Session hijacking occurs when an attacker hijacks a session by capturing the unique – and private – session ID and poses as the computer making a request, allowing them to log in as an unsuspecting user and gain access to unauthorized information on the web server. If everything goes as it should during any internet session, web servers should respond to your various requests by giving you the information you're attempting to access.
However, there are a number of methods an attacker can use to steal the session ID, such as a cross-site scripting attack used to hijack session IDs. An attacker can also opt to hijack the session to insert themselves between the requesting computer and the remote server, pretending to be the other party in the session. This allows them to intercept information in both directions and is commonly called a man-in-the-middle (MITM) attack.
Credential reuse occurs when someone uses the same credentials on multiple websites. It can make life easier in the moment, but can come back to haunt that user later on.
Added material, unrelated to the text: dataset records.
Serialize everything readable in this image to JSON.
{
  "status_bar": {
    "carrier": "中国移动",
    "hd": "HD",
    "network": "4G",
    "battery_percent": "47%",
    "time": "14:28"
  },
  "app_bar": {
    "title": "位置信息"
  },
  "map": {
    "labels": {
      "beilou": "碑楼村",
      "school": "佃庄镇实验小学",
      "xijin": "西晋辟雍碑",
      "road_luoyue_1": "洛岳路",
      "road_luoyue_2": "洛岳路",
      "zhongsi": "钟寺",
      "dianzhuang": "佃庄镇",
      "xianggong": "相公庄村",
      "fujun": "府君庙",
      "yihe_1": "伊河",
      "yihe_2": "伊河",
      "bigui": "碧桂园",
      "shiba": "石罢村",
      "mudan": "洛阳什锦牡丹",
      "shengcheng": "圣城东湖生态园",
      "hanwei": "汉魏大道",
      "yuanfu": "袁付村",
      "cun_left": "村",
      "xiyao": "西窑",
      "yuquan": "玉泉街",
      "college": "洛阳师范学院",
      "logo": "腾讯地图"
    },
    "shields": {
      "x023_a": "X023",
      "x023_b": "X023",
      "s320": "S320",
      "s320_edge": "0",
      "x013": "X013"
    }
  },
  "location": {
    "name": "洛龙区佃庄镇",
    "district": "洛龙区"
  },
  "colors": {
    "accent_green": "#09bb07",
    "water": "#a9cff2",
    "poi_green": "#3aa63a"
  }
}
Even though security best practices universally recommend unique passwords for all applications and websites, many people still reuse their passwords – a fact attackers will readily exploit.
Once attackers have a collection of compromised credentials from a breached website or service (easily acquired on any number of black market websites on the internet), they know there’s a good chance they’ll be able to use those credentials somewhere online. When it comes to credentials, variety is essential. Password managers are available and can be helpful when it comes to generating and managing unique passwords for every corner of the internet.
We could cover thousands of tactics and tips for preventing cyberattacks at scale, but let's zoom in an take a look at some key examples:
Phishing awareness training: Educate employees on why phishing is harmful and empower them to detect and report phishing attempts. This type of training includes email simulated phishing campaigns to employees, monitoring results, reinforcing training, and improving on simulation results.
Compromised credentials detection: Leverage user behavior analytics (UBA) to create a baseline for normal activity on your network. Then, monitor how administrator and service accounts are being used, which users are inappropriately sharing credentials, and whether an attacker is already expanding from initial compromise on your network.
Ransomware prevention: Create a three-point plan to prevent ransomware attacks. This includes minimizing an attack surface, mitigating potential impact once exposure has been detected, and debriefing to pinpoint existing plan gaps. From there, teams can rebuild systems, quarantine endpoints, change credentials, and lock compromised accounts.
XSS attack prevention: Institute a filtering policy through which external data will pass. This will help to catch malicious scripts before they can become a problem. This leads into creating a wider content security policy that can leverage a list of trusted sources that are able to access your web applications.
Threat intelligence program: Create a central hub that feeds all security-organization functions with knowledge and data on the highest-priority threats. Organizations rely heavily on automation to help scale a threat intelligence program by continuously feeding data into security devices and processes, without the need for human intervention.